Armada, by Ernest Cline: a joyous, rollicking read

[Read the post]

Slate’s review was downright scathing, calling it “everything wrong with gaming culture”.

You might wonder: What is Lex about? What motivates her? It doesn’t
matter. What’s important about her is that she’s a hot girl from Austin
who gets his jokes, has “alabaster skin,” sports a seminude Tank Girl
tattoo, and wants to make out with our hero after hearing that he’s one
of the best Armada players in the world.
[…]
Take away the shoutouts and the plot points borrowed wholesale from far better
works of science fiction, and the story in Armada doesn’t just fall apart—it doesn’t
exist at all. It’s simply a long series of secret handshakes, designed to grant
access to the most enduring and beloved fantasy world of so many aging
gamers: the idea that nothing will ever be more important than the things they
loved when they were young.

(If that review looks familiar, it’s because Ms. Alexander linked to it from FFVII article, under the words “constant grasping of our adult fingers”.)

1 Like

Who is Ms. Alexander and what is your point? One site reviewed it unfavorably and an author different than the one who wrote this article linked to said review?
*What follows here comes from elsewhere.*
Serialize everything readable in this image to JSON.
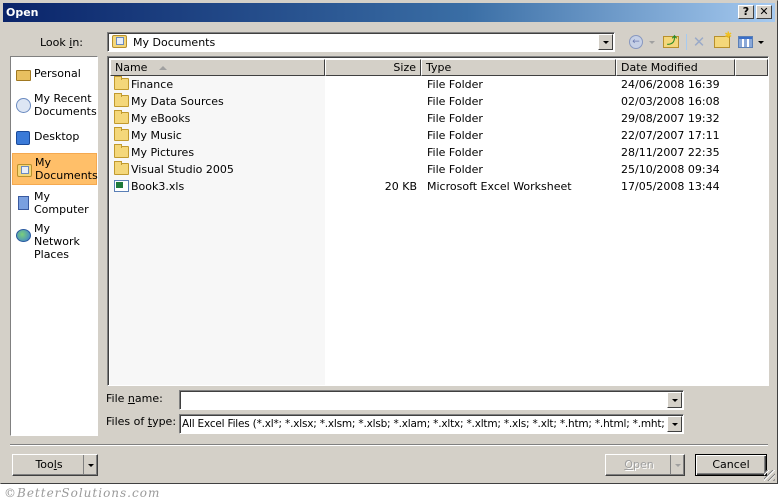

Neo, what if I told you that the author of that Slate article is an editor here at Boing Boing.

3 Likes

[quote=“strugglngwriter, post:3, topic:61751”]Who is Ms. Alexander[/quote]http://boingboing.net/author/leighalexander , whose articles are posted frequently here?

Is it me, or does the review presume I already know what the book is about?

I did like Ready Player One, but the references were a tad too overwhelming, and the fact that a whole subculture in the near future specifically is inspired by just the 80s did break my suspension of disbelief a bit. Luckily the story was fun enough.

Growing up in the 80s around videogames (my dad managed an arcade at the time and I played a ton of stuff free), and becoming a game developer afterward, I was much less than delighted by the tons of references in Ready Player One.

I don’t want to read the same story again mashed up with The Last Starfighter.

2 Likes

This review is posted under the “Boing Boing” byline. Does that mean it’s a paid posting?

Thanks for this.

I thought Ready Player One was undeserving of all the praise it got, so that might relegate this to the level of ‘when it gets in at the library’.

1 Like

So her articles are posted frequently here. Is the point that there is a disagreement in the quality of the book Armada? I mean, that happens, right?

No, it’s not. It’s by Maggie Tokuda-Hall. One moment, I’ll fix the byline.

(Anything paid at BB is marked “advertisment” or “sponsored” or has advertiser as the byline, etc)

P.S. thank you for asking nicely.

EDIT: Turns out it is sponsored, the proper disclosure’s been added.

3 Likes

Aw, Maggie, with a doubled barrelled surname, and yet…

2 Likes

Is someone going to make you?

[quote=“strugglngwriter, post:11, topic:61751, full:true”]So her articles are posted frequently here. Is the point that there is a disagreement in the quality of the book Armada? I mean, that happens, right?[/quote]It seems surprising to see any kind of dissension of opinion regarding what is everything being wrong with “gaming culture”.

I actually just finished reading Ready Player One (based on BB’s recommendation). I thought a lot of the 80’s references were fun because it reminded me of being a nerd in the 80’s. And not just the games, but the music, the movies, the non-electronic games, etc. It was also a fairly fun read, even if I didn’t think it the writing was all that great.

RPO includes a bit of this new book at the end. Still deciding if I want to read this new one or not. I am afraid without a point of reference (such as my nerd-dom in the 80’s), it might be a lot less fun…

Is saying that something doesn’t appeal to you confrontational, now?

Mod note: stay on topic.

Having seen/read interviews with Cline, I’ve come to the conclusion that the man is incapable of describing anything, be it in reality or in fiction, without an '80s pop culture reference as a comparison.

His appearance in “Atari: Game Over” was a particularly insufferable low point for that documentary.

(Unrelated to the above comment: when did BB start using DoubleClick as the source of redirect links in articles?)

1 Like

Rob, the article is marked as “sponsored,” so now I’m confused.